HerzSt (Johannes 20:21) 21 Jezus dan zei opnieuw tegen hen: Vrede zij u! Zoals de Vader Mij gezonden heeft, zend Ik ook u.

De Heilige Geest werd uitgestort op de apostelen en de eerste discipelen:

HerzSt (Handelingen 1:13-14) 13 En toen zij in Jeruzalem gekomen waren, gingen zij naar de bovenzaal en bleven daar, namelijk Petrus en Jakobus en Johannes en Andreas, Filippus en Thomas, Bartholomeüs en Mattheüs, Jakobus, de zoon van Alfeüs, en Simon Zelotes, en Judas, de broer van Jakobus. 14 Dezen bleven allen eensgezind volharden in het bidden en smeken, met de vrouwen en Maria, de moeder van Jezus, en met  Zijn broers.
HerzSt (Handelingen 2:4) 4 En zij werden allen vervuld met de Heilige Geest en begonnen te spreken  in andere talen, zoals de Geest hun gaf uit te spreken.

Ze begonnen te spreken zoals de Geest hen ingaf, in verschillende talen, tegen Joden uit alle volken van de wereld,  Parthen, Meden, Elamieten, Mesopotamië, Judea, Kappadocië, Pontus, Asia, Frygië, Pamfylië, Egypte, streken van Libië, Romeinen, Kretenzen en Arabieren: (Hand. 2:9-11)

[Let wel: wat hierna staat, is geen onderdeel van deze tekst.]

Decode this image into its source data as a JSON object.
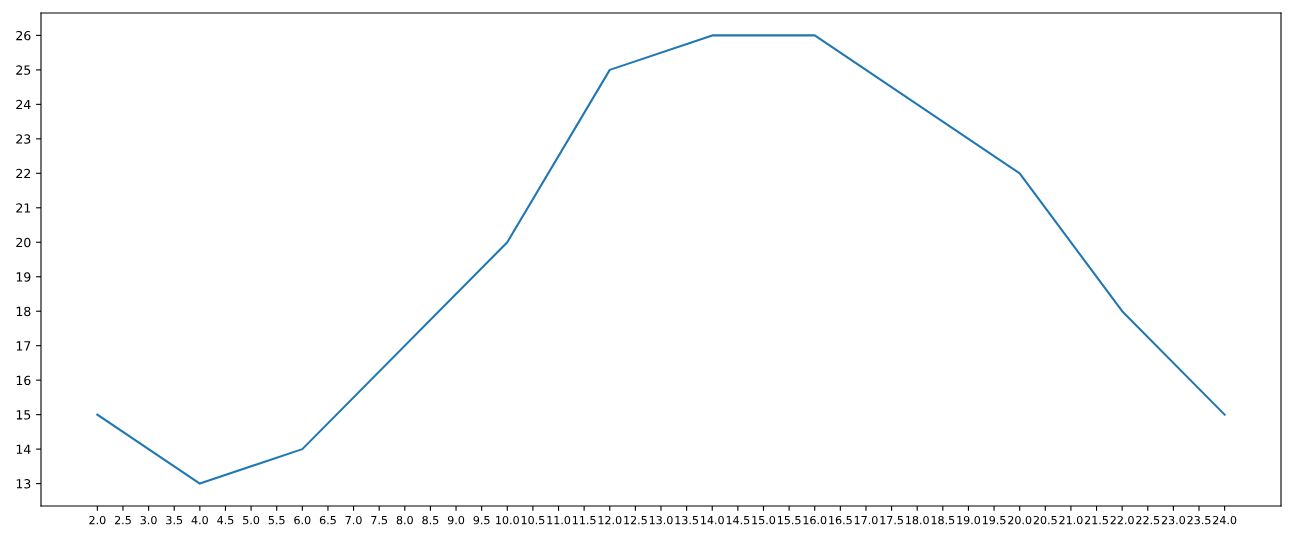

HerzSt (Handelingen 2:5) 5 Nu woonden er Joden in Jeruzalem, godvrezende mannen uit alle volken die er onder de hemel zijn.

Na het uitstorten van de Heilige Geest gaf Petrus een toespraak:

HerzSt (Handelingen 2:14-15, 38) 14 Maar Petrus, die daar met de elf andere apostelen stond, verhief zijn stem en sprak tot hen: Joodse mannen en u allen die in Jeruzalem woont, dit moet u bekend zijn en laat mijn woorden tot uw oren doordringen: 15 deze mensen zijn namelijk niet dronken, zoals u vermoedt, want het is pas het derde uur van de dag….38 En Petrus zei tegen hen: Bekeer u en laat ieder van u gedoopt worden in de Naam van Jezus Christus, tot vergeving van de zonden; en u zult de gave van de Heilige Geest ontvangen.

Ongeveer 3000 Joden gaven op die dag gehoor aan Petrus verzoek:

HerzSt (Handelingen 2:41-43) 41 Zij nu die zijn woord met vreugde aannamen, werden gedoopt; en ongeveer drieduizend zielen werden er op die dag aan hen toegevoegd. 42 En zij volhardden in de leer van de apostelen en in de gemeenschap, in het breken van het brood en in de gebeden. 43 En er kwam vrees over iedereen;  en er werden  veel wonderen en tekenen door de apostelen gedaan.

In die dagen deden de apostelen veel wonderen en tekenen en werd er als gemeenschap samen gebeden en gezamenlijk om de beurt in ieders huis het brood gebroken als maaltijd:

HerzSt (Handelingen 2:46-47) 46 En zij bleven dagelijks  eensgezind in de tempel bijeenkomen, en terwijl zij van huis tot huis brood braken, namen zij gezamenlijk voedsel tot zich, met vreugde en in eenvoud van hart; 47 en zij loofden God en vonden genade bij heel het volk.  En de Heere voegde dagelijks mensen die zalig werden, aan de gemeente toe.

De genezing van de kreupele man, die vanaf zijn geboorte  kreupel was:

HerzSt (Handelingen 3:6-7) 6 Petrus zei echter: Zilver en goud heb ik niet, maar wat ik heb, dat geef ik u:  in de Naam van Jezus Christus de Nazarener, sta op en ga lopen! 7 En hij greep hem bij de rechterhand en richtte hem op, en onmiddellijk werden zijn voeten en enkels vast.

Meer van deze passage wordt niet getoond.